Schopenhauer: the best sales rep
In 1864, Arthur Schopenhauer wrote The Art of Being Right, in which he sets out tricks and stratagems for always giving the impression that you’re right. The impression! The idea is to show that you can always appear to be right, even if you’re wrong. A true source of inspiration.
“But it’s a book that preaches being underhanded!” you will say. Yes and no. It also gives you the tools to thwart all the manipulation techniques used by clients, who are never short on ideas for explaining why your competitors are better and less expensive. Both parties use dialectics to influence and persuade each other.
Schopenhauer’s book contains 38 stratagems for outmaneuvering others. We have selected five:
Conceal your game
Just like in Poker, you have to be discreet and keep an ace up your sleeve! Don’t be predictable. You can’t let your opponent see what your next move is. Don’t lay all your cards on the table and don’t be as forthcoming as possible if it means revealing a weakness! Example: Clients will have trouble pulling the trigger if they know they’re the first to purchase a product, but there has to be a first customer for every product!
Appeal to authority
You need a third party to appeal to authority. A third party not taking part in the conversation and, if possible, impossible to question or too vague to define. That’s tough to counter. Example: “It’s the market that sets the prices, not me.”
Categorize your opponent
The idea here is to lump your opponent’s assertion together with a theory that’s frowned upon or an unpopular opinion. Example: I see what you mean but everyone does that these days.

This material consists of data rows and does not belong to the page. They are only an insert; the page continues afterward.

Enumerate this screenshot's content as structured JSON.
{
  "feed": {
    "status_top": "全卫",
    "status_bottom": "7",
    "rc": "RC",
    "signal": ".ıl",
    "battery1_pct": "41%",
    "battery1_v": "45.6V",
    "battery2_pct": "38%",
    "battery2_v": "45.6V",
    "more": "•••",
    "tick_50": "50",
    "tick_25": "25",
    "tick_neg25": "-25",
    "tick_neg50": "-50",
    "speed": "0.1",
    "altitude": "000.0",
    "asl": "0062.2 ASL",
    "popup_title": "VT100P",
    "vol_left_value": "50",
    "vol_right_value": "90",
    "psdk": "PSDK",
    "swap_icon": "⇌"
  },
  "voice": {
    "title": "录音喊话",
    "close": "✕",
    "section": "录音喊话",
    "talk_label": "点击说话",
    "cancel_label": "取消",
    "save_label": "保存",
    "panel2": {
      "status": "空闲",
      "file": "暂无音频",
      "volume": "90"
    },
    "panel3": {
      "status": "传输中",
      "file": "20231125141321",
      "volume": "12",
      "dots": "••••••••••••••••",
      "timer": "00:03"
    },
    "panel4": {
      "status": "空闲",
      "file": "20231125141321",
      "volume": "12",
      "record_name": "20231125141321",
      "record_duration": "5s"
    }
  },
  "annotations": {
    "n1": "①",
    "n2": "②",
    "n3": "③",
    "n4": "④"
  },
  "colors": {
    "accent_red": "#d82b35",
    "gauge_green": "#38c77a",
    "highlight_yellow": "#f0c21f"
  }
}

if the discussion turns in your opponent’s favor, you can take back the advantage by introducing a red herring and insisting that’s it’s relevant to the conversation, even if that’s not the case.
Example: Seeking trade-offs in a negotiation where the client asks you to lower your prices is a good example of this tactic.
Anger your opponent (careful with this one)
Once your opponent is angry and it shows, Schopenhauer explains that you should point that out immediately and harp on it. Anger clouds people’s judgment. It makes them focus more on themselves and their undermined authority than on their real interests and the quality of their arguments.